Part of Advances in Neural Information Processing Systems 36 (NeurIPS 2023) Main Conference Track
Evangelos Ntavelis, Aliaksandr Siarohin, Kyle Olszewski, Chaoyang Wang, Luc V Gool, Sergey Tulyakov
Diffusion-based methods have shown impressive visual results in the text-to-image domain. They first learn a latent space using an autoencoder, then run a denoising process on the bottleneck to generate new samples. However, learning an autoencoder requires substantial data in the target domain. Such data is scarce for 3D generation, prohibiting the learning of large-scale diffusion models for 3D synthesis. We present a novel approach to the generation of static and articulated 3D assets that has a 3D autodecoder at its core. The 3D autodecoder framework embeds properties learned from the target dataset in the latent space, which can then be decoded into a volumetric representation for rendering view-consistent appearance and geometry. We then identify the appropriate intermediate volumetric latent space, and introduce robust normalization and de-normalization operations to learn a 3D diffusion from 2D images or monocular videos of rigid or articulated objects.

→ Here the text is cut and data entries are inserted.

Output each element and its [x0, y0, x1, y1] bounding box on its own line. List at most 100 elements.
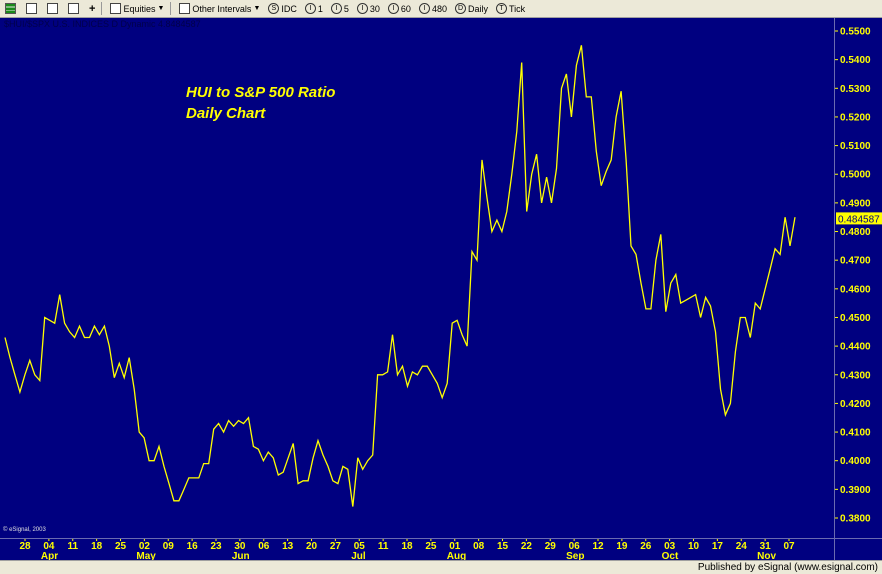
- price-axis[interactable]: 0.3800 0.3900 0.4000 0.4100 0.4200 0.4300 0.44…: [834, 18, 882, 538]
- interval-button-daily[interactable]: D Daily: [452, 1, 491, 16]
- toolbar-separator: [101, 2, 103, 15]
- axis-corner: [834, 538, 882, 560]
- x-tick-label: 03: [664, 541, 676, 552]
- x-tick-label: 22: [521, 541, 533, 552]
- x-tick-label: 19: [616, 541, 628, 552]
- equities-dropdown[interactable]: Equities ▼: [107, 1, 167, 16]
- interval-button-60[interactable]: I 60: [385, 1, 414, 16]
- x-tick-label: 02: [139, 541, 151, 552]
- x-tick-label: 24: [736, 541, 748, 552]
- series-line: [4, 45, 796, 507]
- y-tick-label: 0.4100: [840, 428, 871, 439]
- circle-i-icon: I: [356, 3, 368, 14]
- x-tick-label: 20: [306, 541, 318, 552]
- copy-icon: [68, 3, 79, 14]
- chevron-down-icon: ▼: [157, 5, 165, 12]
- chart-title: HUI to S&P 500 Ratio: [186, 84, 336, 101]
- y-tick-label: 0.5300: [840, 84, 871, 95]
- last-value-badge: [836, 212, 882, 225]
- y-tick-label: 0.4400: [840, 342, 871, 353]
- x-tick-label: 04: [43, 541, 55, 552]
- price-axis-labels: 0.3800 0.3900 0.4000 0.4100 0.4200 0.4300 0.44…: [835, 27, 882, 525]
- toolbar-separator: [170, 2, 172, 15]
- x-tick-label: 30: [234, 541, 246, 552]
- y-tick-label: 0.4500: [840, 313, 871, 324]
- y-tick-label: 0.5000: [840, 170, 871, 181]
- last-value-label: 0.484587: [838, 214, 880, 225]
- circle-s-icon: S: [268, 3, 280, 14]
- y-tick-label: 0.4800: [840, 227, 871, 238]
- copy-button[interactable]: [65, 1, 84, 16]
- y-tick-label: 0.4700: [840, 256, 871, 267]
- x-tick-label: 17: [712, 541, 724, 552]
- circle-i-icon: I: [330, 3, 342, 14]
- y-tick-label: 0.5500: [840, 27, 871, 38]
- pages-button[interactable]: [44, 1, 63, 16]
- x-tick-label: 15: [497, 541, 509, 552]
- x-tick-label: 31: [760, 541, 772, 552]
- circle-i-icon: I: [304, 3, 316, 14]
- x-tick-label: 12: [592, 541, 604, 552]
- chart-area[interactable]: [0, 18, 834, 538]
- interval-button-30[interactable]: I 30: [354, 1, 383, 16]
- x-tick-label: 06: [569, 541, 581, 552]
- x-tick-label: 23: [210, 541, 222, 552]
- page-icon: [26, 3, 37, 14]
- interval-button-480[interactable]: I 480: [416, 1, 450, 16]
- status-text: Published by eSignal (www.esignal.com): [697, 562, 878, 573]
- y-tick-label: 0.3800: [840, 514, 871, 525]
- chevron-down-icon: ▼: [253, 5, 261, 12]
- circle-i-icon: I: [387, 3, 399, 14]
- time-axis-labels: 28 04 11 18 25 02 09 16 23 30 06 13 20 27 05 11 18 25 01 08…: [19, 539, 795, 561]
- bar-chart-icon: [5, 3, 16, 14]
- x-month-label: Aug: [447, 551, 466, 561]
- page-button[interactable]: [23, 1, 42, 16]
- x-tick-label: 01: [449, 541, 461, 552]
- y-tick-label: 0.4300: [840, 370, 871, 381]
- x-tick-label: 13: [282, 541, 294, 552]
- x-tick-label: 18: [401, 541, 413, 552]
- y-tick-label: 0.5400: [840, 55, 871, 66]
- x-month-label: Apr: [41, 551, 58, 561]
- copyright-text: © eSignal, 2003: [3, 527, 46, 533]
- time-axis[interactable]: 28 04 11 18 25 02 09 16 23 30 06 13 20 27 05 11 18 25 01 08…: [0, 538, 834, 561]
- intervals-icon: [179, 3, 191, 14]
- y-tick-label: 0.4200: [840, 399, 871, 410]
- x-tick-label: 26: [640, 541, 652, 552]
- x-month-label: Nov: [757, 551, 776, 561]
- x-tick-label: 11: [67, 541, 78, 552]
- pages-icon: [47, 3, 58, 14]
- y-tick-label: 0.4900: [840, 198, 871, 209]
- x-month-label: Sep: [566, 551, 584, 561]
- interval-button-tick[interactable]: T Tick: [493, 1, 528, 16]
- x-tick-label: 06: [258, 541, 270, 552]
- interval-button-idc[interactable]: S IDC: [265, 1, 300, 16]
- y-tick-label: 0.4000: [840, 456, 871, 467]
- y-tick-label: 0.5200: [840, 112, 871, 123]
- circle-t-icon: T: [495, 3, 507, 14]
- equities-icon: [110, 3, 122, 14]
- x-tick-label: 25: [115, 541, 127, 552]
- y-tick-label: 0.5100: [840, 141, 871, 152]
- price-plot: [4, 45, 796, 507]
- x-tick-label: 05: [354, 541, 366, 552]
- x-tick-label: 29: [545, 541, 557, 552]
- x-tick-label: 16: [187, 541, 199, 552]
- circle-d-icon: D: [454, 3, 466, 14]
- x-tick-label: 11: [378, 541, 389, 552]
- x-month-label: Jul: [351, 551, 366, 561]
- other-intervals-dropdown[interactable]: Other Intervals ▼: [176, 1, 263, 16]
- x-month-label: Jun: [232, 551, 250, 561]
- chart-subtitle: Daily Chart: [186, 105, 266, 122]
- x-month-label: Oct: [662, 551, 679, 561]
- add-button[interactable]: +: [86, 1, 98, 16]
- plus-icon: +: [89, 2, 96, 15]
- x-tick-label: 28: [19, 541, 31, 552]
- x-tick-label: 27: [330, 541, 342, 552]
- chart-type-button[interactable]: [2, 1, 21, 16]
- x-tick-label: 10: [688, 541, 700, 552]
- x-tick-label: 08: [473, 541, 485, 552]
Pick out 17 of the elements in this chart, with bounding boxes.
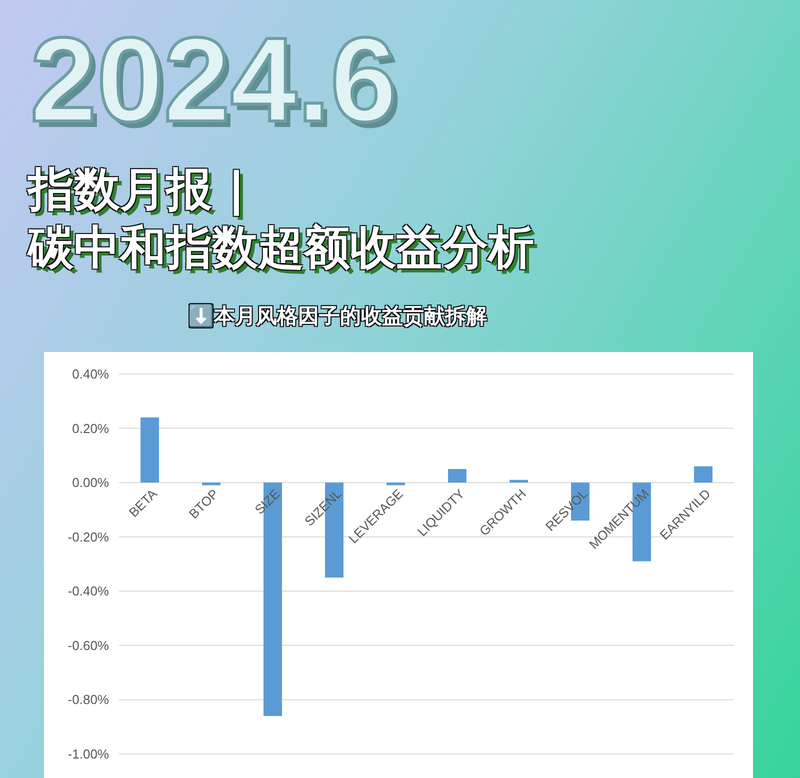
y-tick-label: -0.60% xyxy=(68,638,110,653)
text: 2024.6 xyxy=(30,13,398,147)
y-tick-label: 0.40% xyxy=(72,366,110,382)
y-tick-label: -0.40% xyxy=(68,584,110,599)
y-tick-label: -1.00% xyxy=(68,746,110,762)
bar xyxy=(510,480,528,483)
y-tick-label: -0.80% xyxy=(68,692,110,708)
bar xyxy=(694,466,712,483)
y-tick-label: 0.20% xyxy=(72,420,110,436)
chart-title: 指数月报 | 碳中和指数超额收益分析 xyxy=(28,161,535,276)
y-tick-label: -0.20% xyxy=(68,529,110,544)
bar xyxy=(386,482,405,486)
bar xyxy=(140,417,159,483)
bar xyxy=(202,482,220,486)
y-tick-label: 0.00% xyxy=(72,475,110,490)
bar xyxy=(448,469,466,483)
chart-subtitle: ⬇本月风格因子的收益贡献拆解 xyxy=(188,303,487,330)
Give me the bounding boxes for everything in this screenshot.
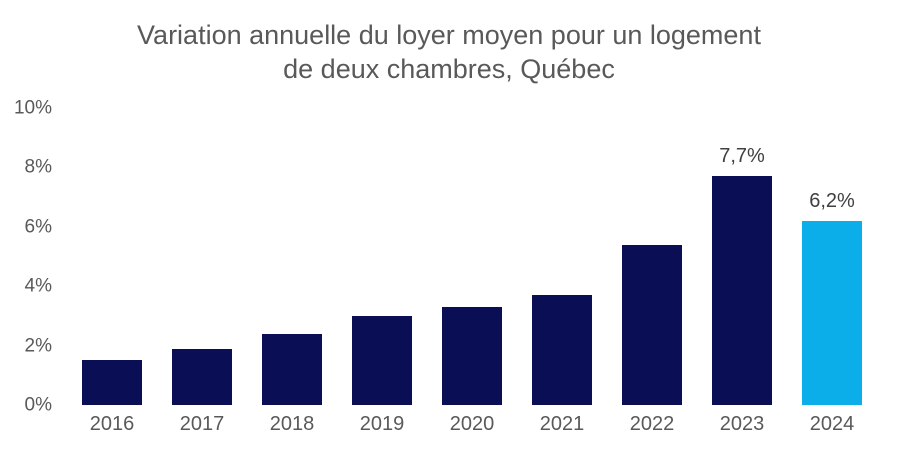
bar-2017: [172, 348, 232, 405]
chart-title: Variation annuelle du loyer moyen pour u…: [0, 18, 898, 86]
y-tick-label-10: 10%: [13, 97, 52, 119]
x-axis-label-2017: 2017: [179, 413, 225, 435]
bar-2020: [442, 306, 502, 405]
data-label-2023: 7,7%: [719, 145, 765, 168]
bar-2021: [532, 295, 592, 405]
x-axis-label-2016: 2016: [89, 413, 135, 435]
x-axis-label-2022: 2022: [629, 413, 675, 435]
x-axis-label-2018: 2018: [269, 413, 315, 435]
bar-2023: [712, 176, 772, 405]
bar-2022: [622, 244, 682, 405]
y-tick-label-4: 4%: [24, 275, 52, 297]
bar-2016: [82, 360, 142, 405]
y-tick-label-6: 6%: [24, 216, 52, 238]
chart-title-line: Variation annuelle du loyer moyen pour u…: [137, 20, 761, 50]
data-label-2024: 6,2%: [809, 189, 855, 212]
x-axis-label-2020: 2020: [449, 413, 495, 435]
y-tick-label-2: 2%: [24, 335, 52, 357]
y-tick-label-8: 8%: [24, 156, 52, 178]
bar-2018: [262, 333, 322, 405]
y-tick-label-0: 0%: [24, 394, 52, 416]
x-axis-label-2021: 2021: [539, 413, 585, 435]
x-axis-label-2019: 2019: [359, 413, 405, 435]
bar-2019: [352, 315, 412, 405]
x-axis-label-2023: 2023: [719, 413, 765, 435]
x-axis-label-2024: 2024: [809, 413, 855, 435]
chart-title-line: de deux chambres, Québec: [283, 54, 615, 84]
bar-2024: [802, 220, 862, 405]
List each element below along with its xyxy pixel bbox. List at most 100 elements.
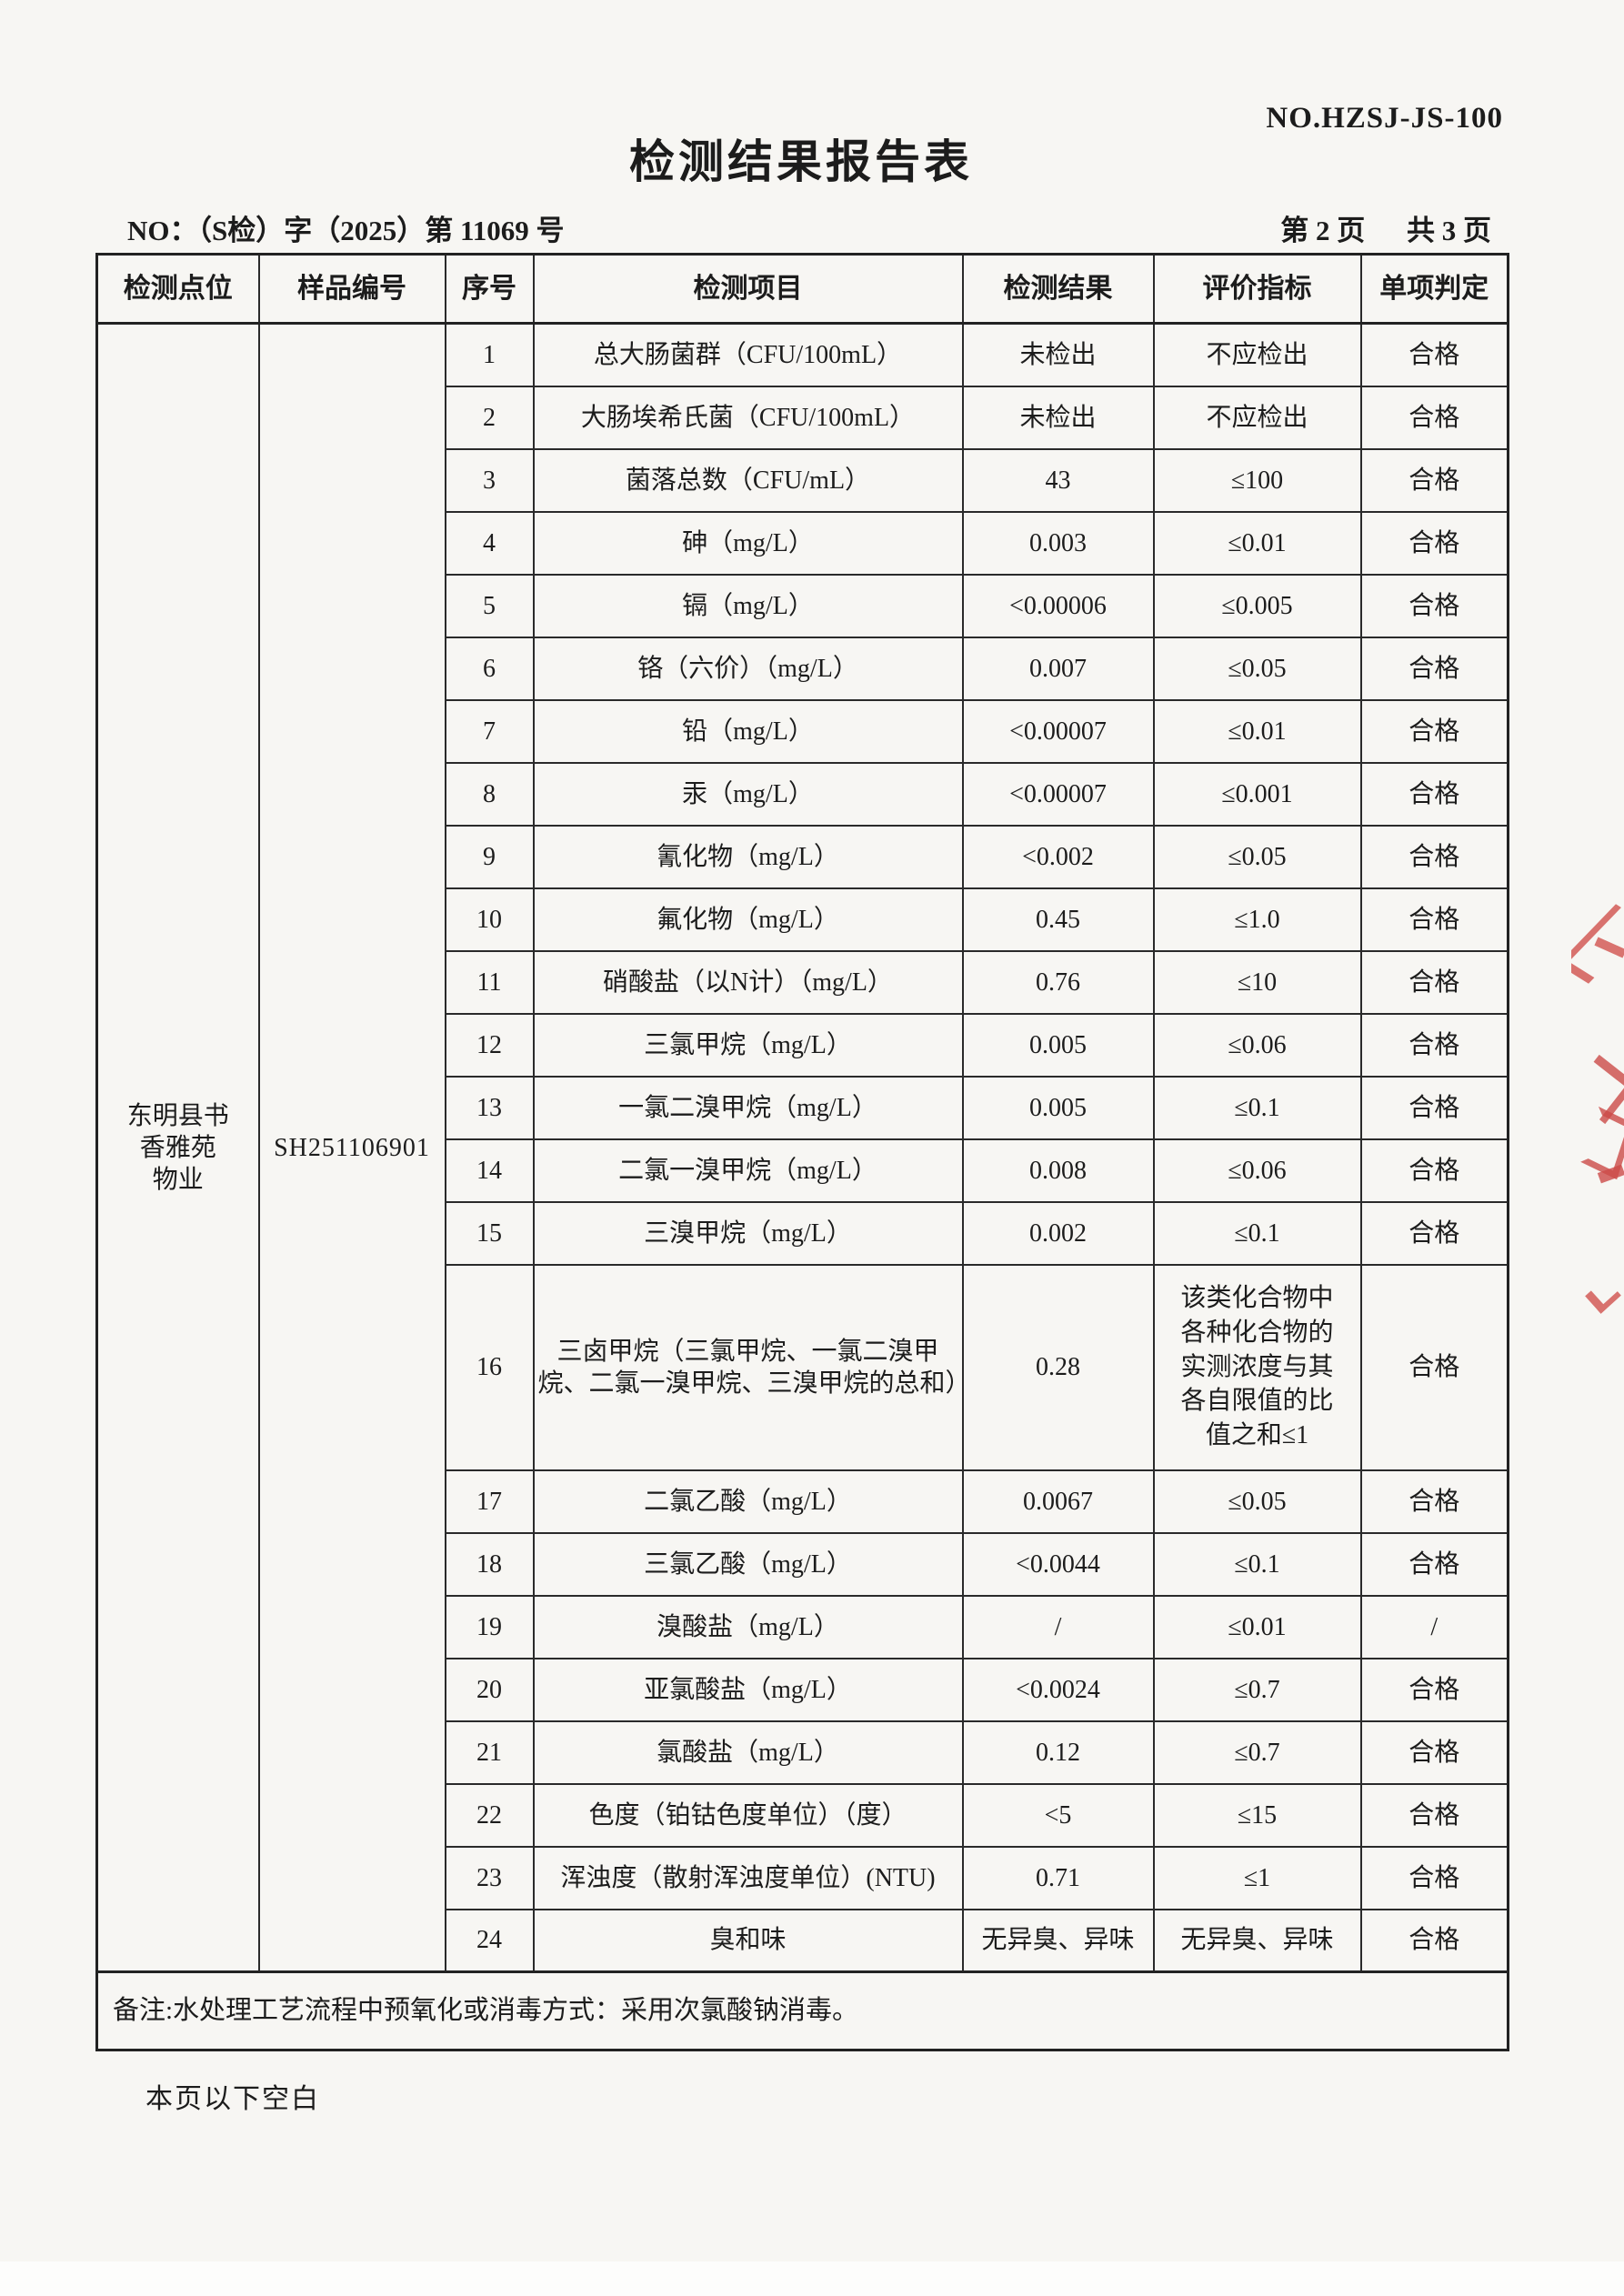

Our approach is flexible enough to use either existing camera supervision or no camera information at all -- instead efficiently learning it during training. Our evaluations demonstrate that our generation results outperform state-of-the-art alternatives on various benchmark datasets and metrics, including multi-view image datasets of synthetic objects, real in-the-wild videos of moving people, and a large-scale, real video dataset of static objects.